April 15, 2008 – 10:15 pm
Now, the biggest religion in India is Hinduism. And people who practice that faith are Hindus. And the ‘unifying’ language of India is Hindi. So there really is nothing wrong with a company adopting a prefix that refers back to the glory of the region, right?

Well, I’m sorry, but I do have to chuckle every time I walk into a bathroom and get ready to use a Hindware brand toilet, especially considering what part of the body usually rests on it!!
I love the news that runs in the papers here. Not necessarily because it is fun to read or ‘uplifting’ in any way, but because the headlines and stories serve as a constant reminder that Toto is no longer in Kansas. Just as a taste, here are a couple of snippets from recent articles (besides the perennial favorite How to convert urine into drinking water):
These gangsters knew around six languages, and spoke in all of them to mislead the investigation. When thrashing did not work, police decided to play quizmasters for several hours…. “When we asked them about their identification, they gave us a new name. We gave them a good beating, but in vain,” said GM Patel, inspector of the Gujurat University police station.
- Compensation for family planning hiked – I was just impressed to find out that India pays people to have vasectomies. Get your male tubes tied and you earn 1,500 rupees – just under $40.
- And two that show the other side of ‘family planning’ here in India: After Sixth Girl, Mother Kills Commits Suicide in Rajkot and and Humiliated, Mother Kills Daughters – a sad commentary on life in India, where women are still held (murdeously) responsible for the gender of their children.

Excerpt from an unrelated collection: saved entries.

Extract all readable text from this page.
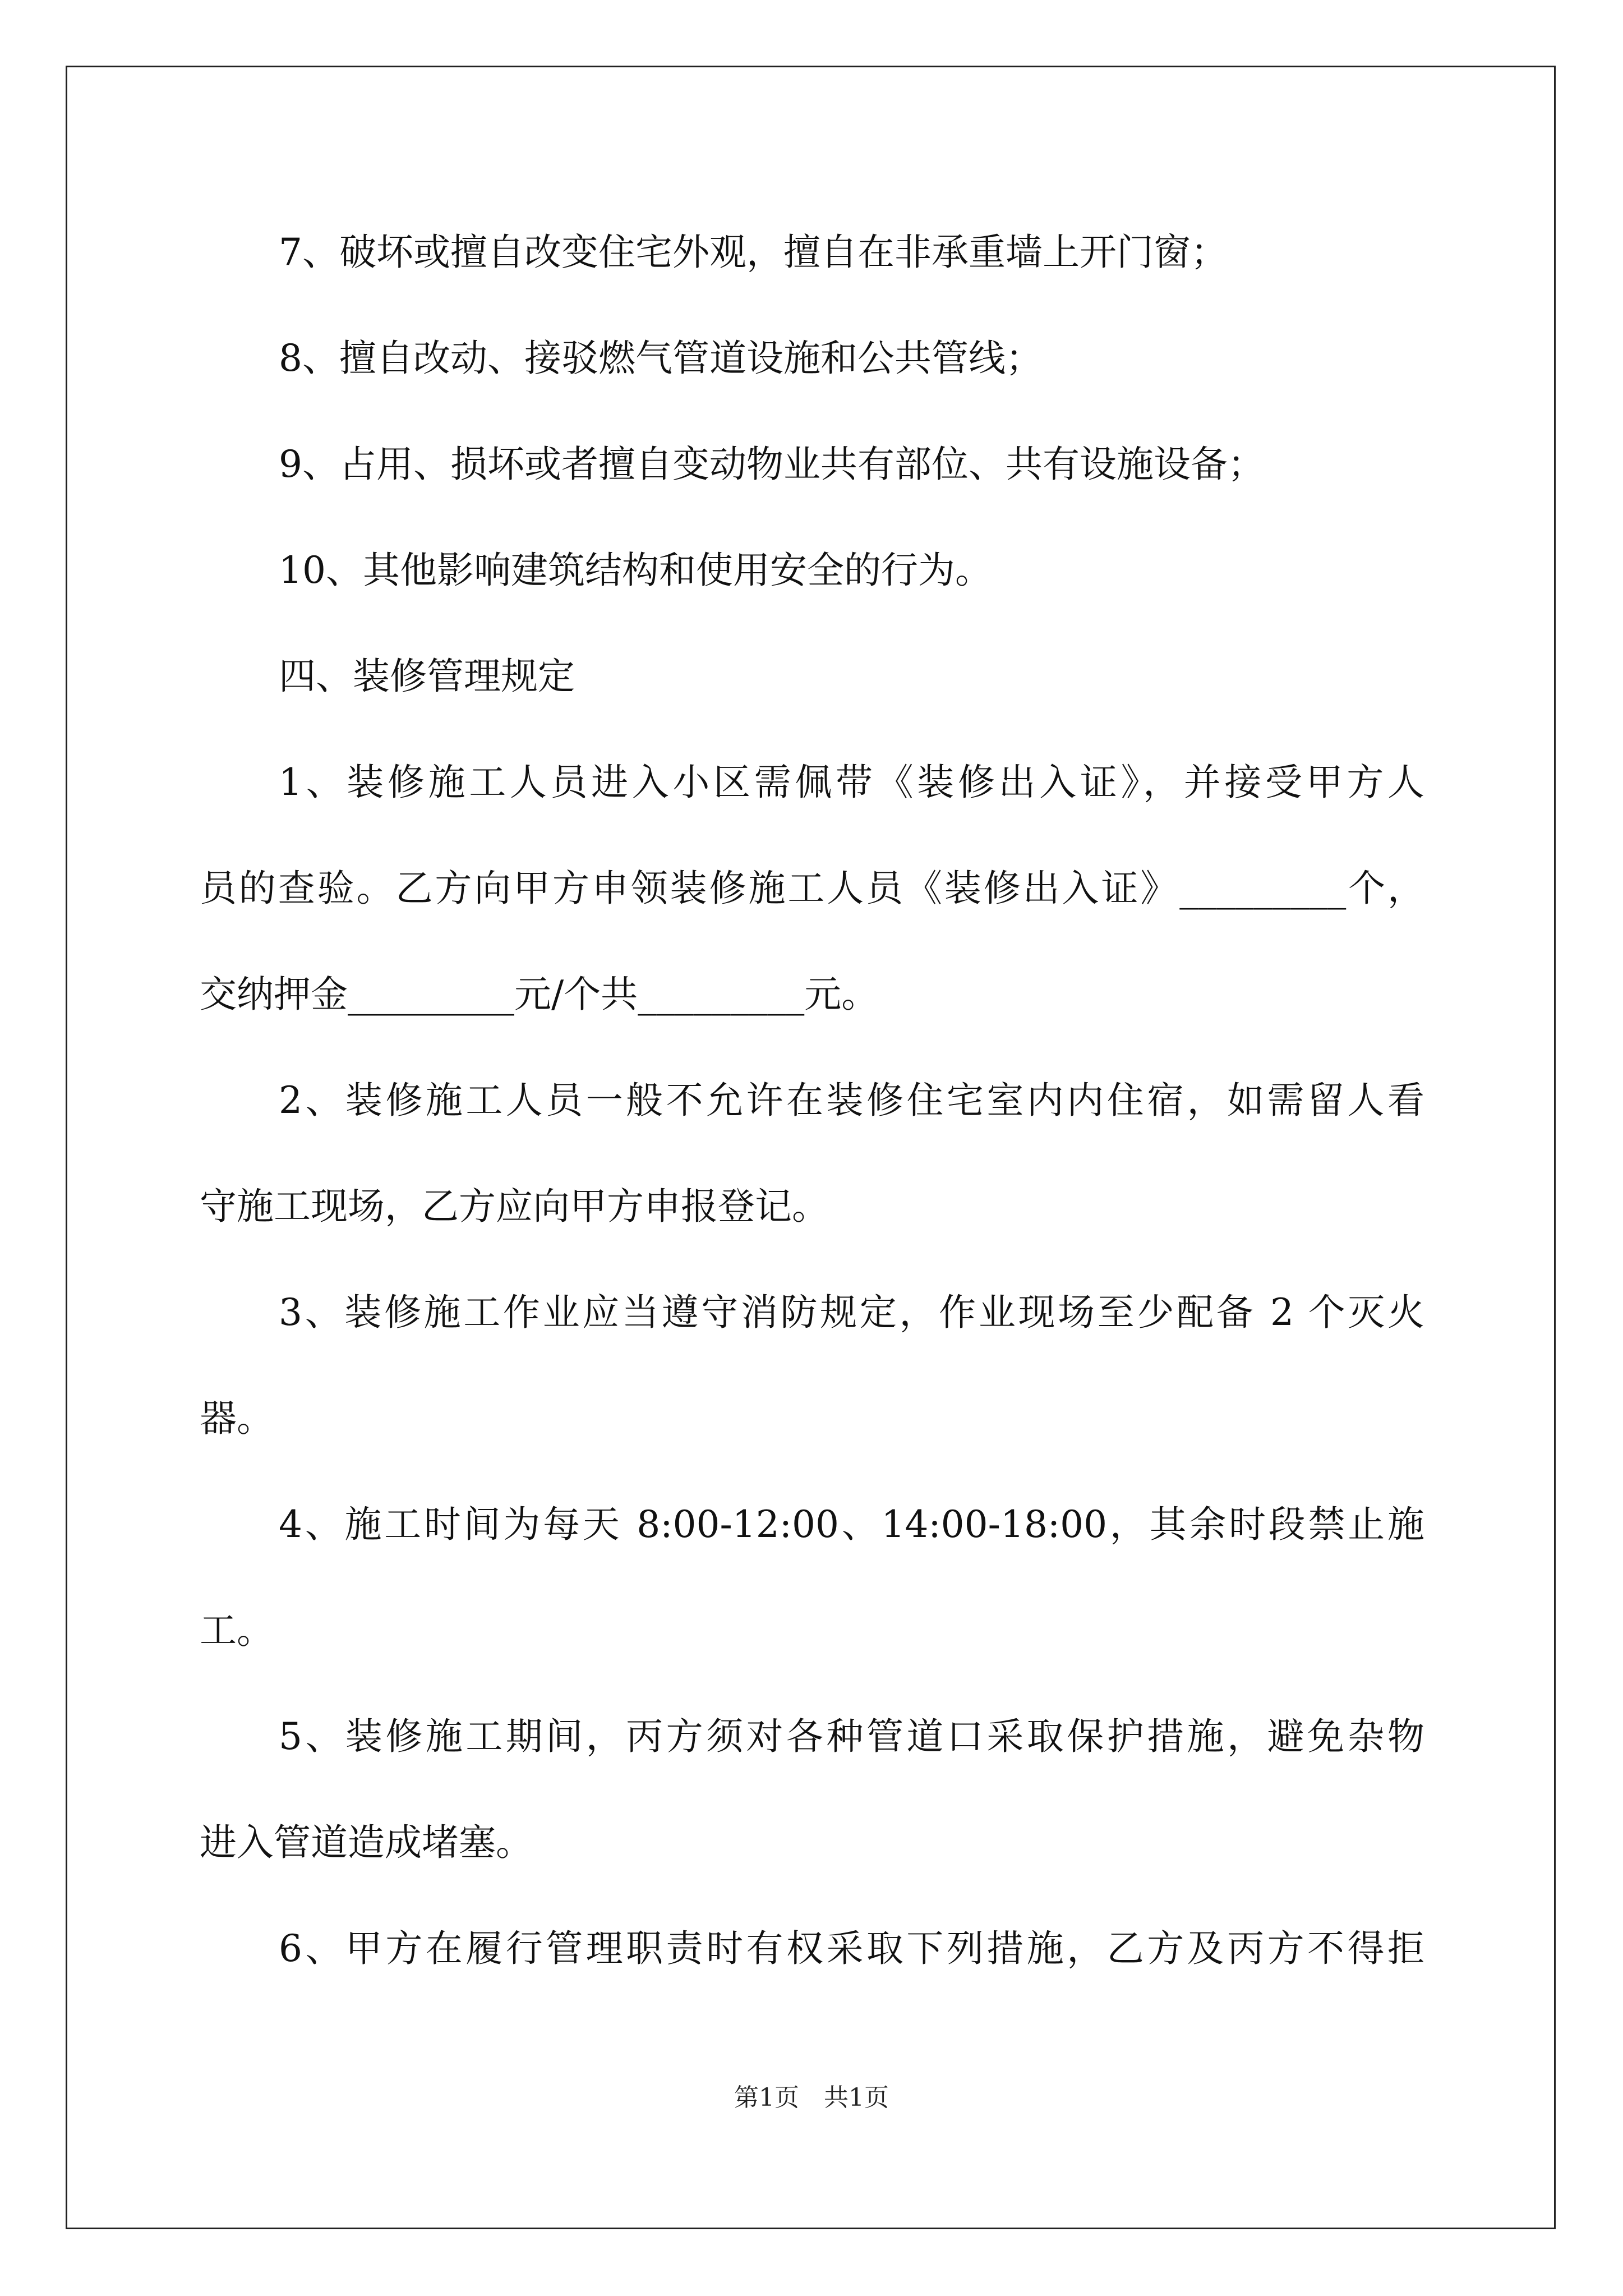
7、破坏或擅自改变住宅外观，擅自在非承重墙上开门窗；
8、擅自改动、接驳燃气管道设施和公共管线；
9、占用、损坏或者擅自变动物业共有部位、共有设施设备；
10、其他影响建筑结构和使用安全的行为。
四、装修管理规定
1、装修施工人员进入小区需佩带《装修出入证》，并接受甲方人
员的查验。乙方向甲方申领装修施工人员《装修出入证》_________个，
交纳押金_________元/个共_________元。
2、装修施工人员一般不允许在装修住宅室内内住宿，如需留人看
守施工现场，乙方应向甲方申报登记。
3、装修施工作业应当遵守消防规定，作业现场至少配备 2 个灭火
器。
4、施工时间为每天 8:00-12:00、14:00-18:00，其余时段禁止施
工。
5、装修施工期间，丙方须对各种管道口采取保护措施，避免杂物
进入管道造成堵塞。
6、甲方在履行管理职责时有权采取下列措施，乙方及丙方不得拒
第1页　共1页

- The previous articles (which are not uncommon in the news) make one wonder about Foetus Slips Out of Moving Train, Safe about a baby who was born into the toilet of a train. Keep in mind that Indian train toilets open directly onto the track, so the kid fell under the train and was left in the middle of the tracks! Of course, the more cynical might note that it was a daughter and wonder just how ‘accidental’ the incident was…
- Third Sex Gets Official Status – but some aspects of Indian life are remarkably forward thinking, including the recognition of the ‘otherly gendered’ as the PC term has it.

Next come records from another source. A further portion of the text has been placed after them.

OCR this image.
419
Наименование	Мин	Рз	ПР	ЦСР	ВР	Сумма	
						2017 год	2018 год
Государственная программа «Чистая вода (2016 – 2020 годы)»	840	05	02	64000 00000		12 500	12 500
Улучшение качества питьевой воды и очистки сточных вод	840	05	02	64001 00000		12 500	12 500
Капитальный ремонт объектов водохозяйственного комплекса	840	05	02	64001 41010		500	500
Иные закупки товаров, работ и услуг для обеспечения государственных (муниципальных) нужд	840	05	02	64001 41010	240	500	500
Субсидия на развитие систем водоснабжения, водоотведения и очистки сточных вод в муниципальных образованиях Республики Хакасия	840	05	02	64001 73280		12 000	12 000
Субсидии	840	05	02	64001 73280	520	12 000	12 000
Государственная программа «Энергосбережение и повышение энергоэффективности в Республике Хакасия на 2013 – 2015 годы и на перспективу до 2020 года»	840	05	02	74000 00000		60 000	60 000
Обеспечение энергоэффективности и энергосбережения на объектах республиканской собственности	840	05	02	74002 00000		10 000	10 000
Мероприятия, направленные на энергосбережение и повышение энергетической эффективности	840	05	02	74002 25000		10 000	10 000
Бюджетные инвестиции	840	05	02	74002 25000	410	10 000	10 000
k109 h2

- And of course, when all else fails, you can always Ask the Sexpert at the Mumbai Times!
March 10, 2008 – 10:55 am
So in a country where the majority of people don’t have running water, most of them are used to squatting in an open field and ‘wiping’ with water. If they do have access to a toilet, it is usually a “Squatty” with two foot places and a hole in the middle with a bucket of water for playing Captain Kirk. Not too big a deal, but it took me a while to figure out why we kept seeing people walking around in the morning with water bottles in their hands.

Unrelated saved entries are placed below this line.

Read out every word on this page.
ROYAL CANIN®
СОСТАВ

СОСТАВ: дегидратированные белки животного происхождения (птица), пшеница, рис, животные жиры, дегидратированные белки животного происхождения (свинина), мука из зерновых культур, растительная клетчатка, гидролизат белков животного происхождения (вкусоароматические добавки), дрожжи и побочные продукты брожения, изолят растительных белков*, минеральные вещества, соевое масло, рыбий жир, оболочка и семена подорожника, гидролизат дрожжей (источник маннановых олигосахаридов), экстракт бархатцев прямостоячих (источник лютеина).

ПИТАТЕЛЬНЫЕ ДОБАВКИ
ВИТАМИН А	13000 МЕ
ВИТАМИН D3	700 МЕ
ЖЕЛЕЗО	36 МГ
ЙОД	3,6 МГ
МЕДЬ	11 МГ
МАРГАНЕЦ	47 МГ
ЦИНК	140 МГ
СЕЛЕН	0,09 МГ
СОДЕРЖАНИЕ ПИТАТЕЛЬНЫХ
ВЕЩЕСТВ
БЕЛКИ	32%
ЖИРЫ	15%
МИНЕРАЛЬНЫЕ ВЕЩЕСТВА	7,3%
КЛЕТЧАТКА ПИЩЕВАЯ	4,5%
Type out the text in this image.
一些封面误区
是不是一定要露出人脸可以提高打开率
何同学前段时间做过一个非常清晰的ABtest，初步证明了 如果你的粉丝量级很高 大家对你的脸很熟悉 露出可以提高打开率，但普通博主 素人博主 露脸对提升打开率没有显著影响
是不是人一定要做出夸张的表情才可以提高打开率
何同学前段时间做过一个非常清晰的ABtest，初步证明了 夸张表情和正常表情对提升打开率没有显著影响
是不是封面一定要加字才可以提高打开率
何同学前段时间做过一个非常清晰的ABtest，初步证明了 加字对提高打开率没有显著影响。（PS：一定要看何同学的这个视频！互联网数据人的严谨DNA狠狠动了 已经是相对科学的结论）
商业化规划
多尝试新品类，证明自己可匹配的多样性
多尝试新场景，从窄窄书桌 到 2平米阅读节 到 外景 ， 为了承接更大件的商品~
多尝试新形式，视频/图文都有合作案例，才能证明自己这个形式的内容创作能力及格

Anyways, the problem comes when they use a “Sitty” toilet. By habit, they pass up using toilet paper and grab for the hose and a bucket or something of the sort that is usually next to the toilet. The problem is, since they usually don’t have a big porcelain bowl in the way, they are not very accurate in keeping water off the seat, wall, and floor when they spray. So whenever we use a toilet (say, in a school) that less-well-off people (say, custodians) use, we always have to contend with water everywhere. Said water is a pain – getting on clothes that are in contact with the ground – and often an unpleasant surprise – as the ‘ring’ is often damp. And because the rest of the bathroom setup is so fancy, it sometimes slips our minds to check before sitting, resulting in a wet bum and a stream of curses (I guess that’s why it is called “potty mouth”).
Anyways, another aspect of life in India!